Typical values for a fluidizing gas according to the solution described in the above example will be a fluidization rate of about 2 cm / s in the distribution chamber 6 and a fluidization rate of 10 cm / s or more in the separation chamber 17. The extraction device may suitably be operated at relatively low negative pressure.

A device that is designed to process fluidized material can process large amounts of material such as alumina. This device is easy to design for processing from 0 tons per hour to several tons per hour. That is, the device can be used as a control unit for displacements and peaks in the amount of fine fraction to be separated. Such situations may arise, for example, in connection with deliveries to factory units and the main container at an aluminum factory or when loading ships from aluminum production facilities.
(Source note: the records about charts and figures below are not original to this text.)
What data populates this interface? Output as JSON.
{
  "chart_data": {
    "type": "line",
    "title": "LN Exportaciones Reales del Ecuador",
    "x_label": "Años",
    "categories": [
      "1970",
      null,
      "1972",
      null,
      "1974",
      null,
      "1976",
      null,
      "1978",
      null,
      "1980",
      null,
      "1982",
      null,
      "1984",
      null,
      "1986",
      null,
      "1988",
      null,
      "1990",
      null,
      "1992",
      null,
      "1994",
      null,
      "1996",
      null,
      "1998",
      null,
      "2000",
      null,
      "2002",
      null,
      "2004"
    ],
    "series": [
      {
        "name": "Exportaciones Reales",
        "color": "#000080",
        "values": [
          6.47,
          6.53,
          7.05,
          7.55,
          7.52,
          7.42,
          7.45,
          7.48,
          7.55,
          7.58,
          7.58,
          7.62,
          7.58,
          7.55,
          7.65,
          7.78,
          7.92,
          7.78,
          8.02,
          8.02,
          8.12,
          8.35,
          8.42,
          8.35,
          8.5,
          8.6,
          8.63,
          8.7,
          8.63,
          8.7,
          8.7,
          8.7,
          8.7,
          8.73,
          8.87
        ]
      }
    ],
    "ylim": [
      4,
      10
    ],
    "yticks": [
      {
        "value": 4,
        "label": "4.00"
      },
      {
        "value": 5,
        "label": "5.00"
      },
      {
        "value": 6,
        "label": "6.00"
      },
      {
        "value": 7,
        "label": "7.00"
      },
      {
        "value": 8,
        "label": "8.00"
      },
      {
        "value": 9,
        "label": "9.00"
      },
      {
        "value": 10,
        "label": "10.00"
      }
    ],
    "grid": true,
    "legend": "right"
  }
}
A test was performed with a device according to the invention with an active zone (high fluidization velocity zone) of 0.5 m ² and was found to be functional up to 6 tons per hour. If desired, several devices can be connected in series to achieve the desired fine fraction separation / extraction.
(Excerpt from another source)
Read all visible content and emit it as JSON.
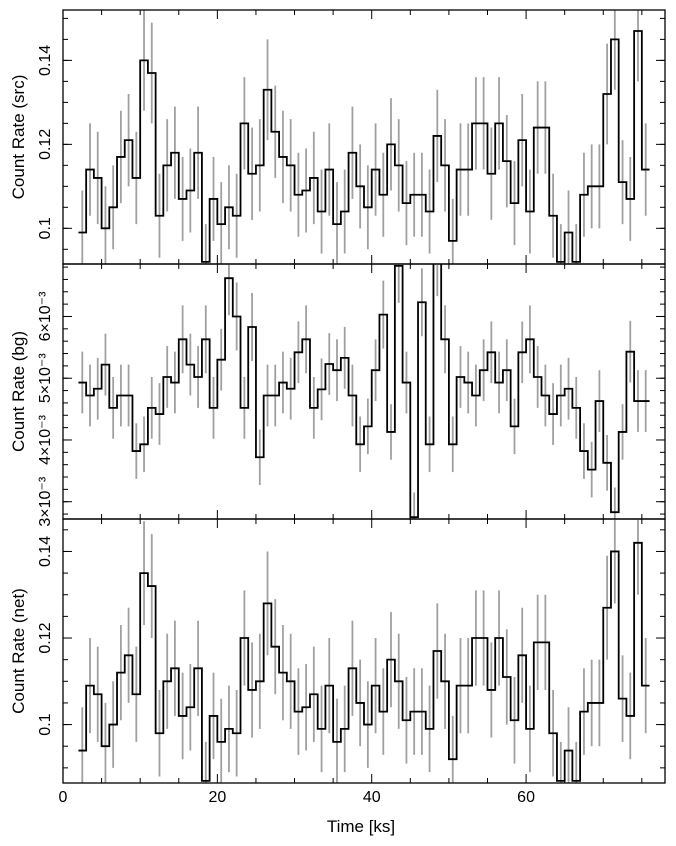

Alternatively, the size of the core in the separation chamber can be increased by increasing its width or length. The effect of the device is determined by the thickness of the material layer in the core, the residence time of the material in the zone, the fluidization rate and the extraction rate. Tests performed at different fluidization rates show that the fine fractions are expelled approximately proportionally to the fluidization rate. In use, the present invention has proven to be particularly suitable for continuous separation of dust from a fluidizable mass where high capacity is required.

Claims (7)

PATENT CLAIMS A method for separating and extracting fractions in a material stream of material consisting of particles of different fractions, wherein the material is fluidized by at least one fluidizing element (13) located below the material, and the fine material fractions are overfluidized and expelled by an extraction device ( 9) positioned above the material, the material is passed through a closed conduit (7) comprising a separation chamber (17) and an inlet, characterized in that the material enters the separation chamber, passing through a slot disposed between the inlet and said chamber, the hydrostatic material is supplied and evenly distributed to the separation chamber. Method according to claim 1, characterized in that the material consists of alumina and / or other equivalent fluidizable materials. Method according to claim 1, characterized in that the material consists of fluoride. The method of claim 1, wherein the finer fractions being expelled consist of particles up to 50 microns in size. An apparatus for separating and extracting fractions in a material stream of material consisting of particles of different fractions, comprising a closed conduit (7) with an inlet end and an outlet end through which the material is transported, and wherein the separation chamber (17) is mounted between the inlet end and an outlet end, the separation chamber comprising at least one fluidization element (13) at the base of the chamber and an extraction device (9) located at the top of the chamber, characterized in that the inlet end of the pipe (7) comprises a distribution chamber (6) with vertical partition (16) ending above the base (10) of the distribution chamber so as to form a slot (18) through which the material is led to the separation chamber (17) to ensure uniform distribution of the material towards the separation chamber (17). Device according to claim 5, characterized in that the base (10) of the distribution chamber (6) is located lower than the base (11) of the separation chamber (17) such that a threshold (19) is formed between them. Apparatus according to claim 5, characterized in that the extraction device (9) is designed with a slot-like opening (20) that extends downwards and into the separation chamber (17).